Y dice el pasaje de Isaías: “Sacad al pueblo ciego que tiene ojos, y a los sordos que tienen oídos”. Suena paradójico ¿no crees tú mi estimado hermano? ¿Ciegos que tienen ojos? ¿Y sordos que tienen oídos? Esto es exactamente lo que está sucediendo en la actualidad. Cuántos creyentes hay que aunque oyen prédicas y ven las obras de Dios, no las entienden ni las ven. Porque si las vieran y entendieran dejarían de pecar, o de llevar un evangelio mediocre o tibio, que los arrastra hacia una vida cristiana sin frutos que glorifiquen a Dios ni a su Hijo Jesucristo, quien murió por ellos.

Y lo peor, no verán la gloria de Dios en su venida, como ellos creen y lo afirman. Serán de aquellos que tendrán que oír las palabras del Señor Jesús, duras pero reales: “No todo el que me dice: Señor, Señor, entrará en el reino de los cielos, sino el que hace la voluntad de mi Padre que está en los cielos (…) Y entonces les declararé: Nunca os conocí; apartaos de mí, hacedores de maldad” (Mt. 7:21 y 23).
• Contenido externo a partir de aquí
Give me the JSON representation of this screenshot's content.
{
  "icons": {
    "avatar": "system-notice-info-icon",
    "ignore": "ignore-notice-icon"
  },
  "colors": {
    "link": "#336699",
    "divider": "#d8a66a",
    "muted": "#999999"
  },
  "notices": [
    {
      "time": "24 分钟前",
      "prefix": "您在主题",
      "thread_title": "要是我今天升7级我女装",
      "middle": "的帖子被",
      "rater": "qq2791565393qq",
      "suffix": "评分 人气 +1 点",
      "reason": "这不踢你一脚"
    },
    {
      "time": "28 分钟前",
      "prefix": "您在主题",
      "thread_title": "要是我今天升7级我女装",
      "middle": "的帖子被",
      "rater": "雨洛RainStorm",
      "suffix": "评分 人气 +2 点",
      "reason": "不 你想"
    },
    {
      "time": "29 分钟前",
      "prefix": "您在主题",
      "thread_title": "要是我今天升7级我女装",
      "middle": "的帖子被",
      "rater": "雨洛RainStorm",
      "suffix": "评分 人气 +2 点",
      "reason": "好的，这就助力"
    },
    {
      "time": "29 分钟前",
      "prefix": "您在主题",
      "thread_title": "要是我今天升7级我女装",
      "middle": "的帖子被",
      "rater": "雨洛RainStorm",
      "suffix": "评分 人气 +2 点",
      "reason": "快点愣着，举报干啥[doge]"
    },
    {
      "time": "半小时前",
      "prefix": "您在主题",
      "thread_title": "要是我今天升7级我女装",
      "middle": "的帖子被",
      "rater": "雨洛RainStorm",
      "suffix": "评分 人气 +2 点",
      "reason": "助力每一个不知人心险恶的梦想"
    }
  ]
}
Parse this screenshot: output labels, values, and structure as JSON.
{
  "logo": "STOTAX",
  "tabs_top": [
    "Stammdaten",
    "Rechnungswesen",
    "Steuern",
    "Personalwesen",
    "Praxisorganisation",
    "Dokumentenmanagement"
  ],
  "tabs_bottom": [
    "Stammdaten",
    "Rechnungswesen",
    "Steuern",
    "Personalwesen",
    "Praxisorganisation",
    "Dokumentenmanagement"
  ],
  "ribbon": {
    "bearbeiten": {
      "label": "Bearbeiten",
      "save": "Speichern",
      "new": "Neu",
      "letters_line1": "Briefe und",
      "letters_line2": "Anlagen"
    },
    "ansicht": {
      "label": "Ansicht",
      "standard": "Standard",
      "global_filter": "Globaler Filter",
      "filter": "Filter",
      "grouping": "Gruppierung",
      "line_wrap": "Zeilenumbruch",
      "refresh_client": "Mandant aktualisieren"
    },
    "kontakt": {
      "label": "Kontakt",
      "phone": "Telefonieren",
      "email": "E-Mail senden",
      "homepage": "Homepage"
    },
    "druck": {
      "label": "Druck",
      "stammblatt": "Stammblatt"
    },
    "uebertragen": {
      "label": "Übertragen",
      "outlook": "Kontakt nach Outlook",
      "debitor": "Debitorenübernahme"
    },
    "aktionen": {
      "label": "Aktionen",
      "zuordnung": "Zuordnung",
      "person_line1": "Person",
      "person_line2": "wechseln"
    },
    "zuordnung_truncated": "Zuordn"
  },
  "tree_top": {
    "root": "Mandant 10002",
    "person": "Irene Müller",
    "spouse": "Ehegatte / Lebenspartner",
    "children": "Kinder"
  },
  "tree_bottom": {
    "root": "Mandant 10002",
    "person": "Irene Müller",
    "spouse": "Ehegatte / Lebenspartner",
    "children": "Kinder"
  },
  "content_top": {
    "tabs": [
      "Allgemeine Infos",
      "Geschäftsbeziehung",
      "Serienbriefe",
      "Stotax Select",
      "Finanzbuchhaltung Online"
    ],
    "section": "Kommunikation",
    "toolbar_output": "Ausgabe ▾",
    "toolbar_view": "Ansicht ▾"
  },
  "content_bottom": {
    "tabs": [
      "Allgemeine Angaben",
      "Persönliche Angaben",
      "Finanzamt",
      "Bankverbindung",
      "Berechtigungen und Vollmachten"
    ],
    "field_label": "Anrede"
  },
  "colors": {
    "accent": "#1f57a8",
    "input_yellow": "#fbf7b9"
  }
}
En su palabra Dios afirma que somos miembros de su familia y por lo tanto, herederos de sus promesas, y copartícipes con Jesucristo de su gloria y de su vida eterna. Hemos sido adoptados y tomados como hijos de Dios, con todos los derechos otorgados a su unigénito Hijo Jesús, leamos: “Y si hijos, también herederos; herederos de Dios y coherederos con Cristo, si es que padecemos juntamente con él, para que juntamente con él seamos glorificados” (Ro. 8:17).

Como siempre, si queremos obtener las benditas promesas del Señor, tenemos que llenar esa cualidad de ser copartícipes de las experiencias vividas por el Señor Jesús. Hay un si condicional en este versículo, que nos orienta a vivir la vida de nuestro Salvador Jesús, si es que queremos ser copartícipes de sus bendiciones prometidas. Si somos de su linaje esto no se volverá una ley, sino un actuar por la naturaleza espiritual adquirida, gracias a la unción del Espíritu Santo de Dios, derramado en nosotros.

Si tú eres un hijo de Dios, demuéstralo con libertad y no te avergüences del evangelio, porque es poder de Dios. Que tu vida sea una evidencia palpable del linaje divino en ti. Que Dios te bendiga y te llene de su unción santa. Amén y Amén.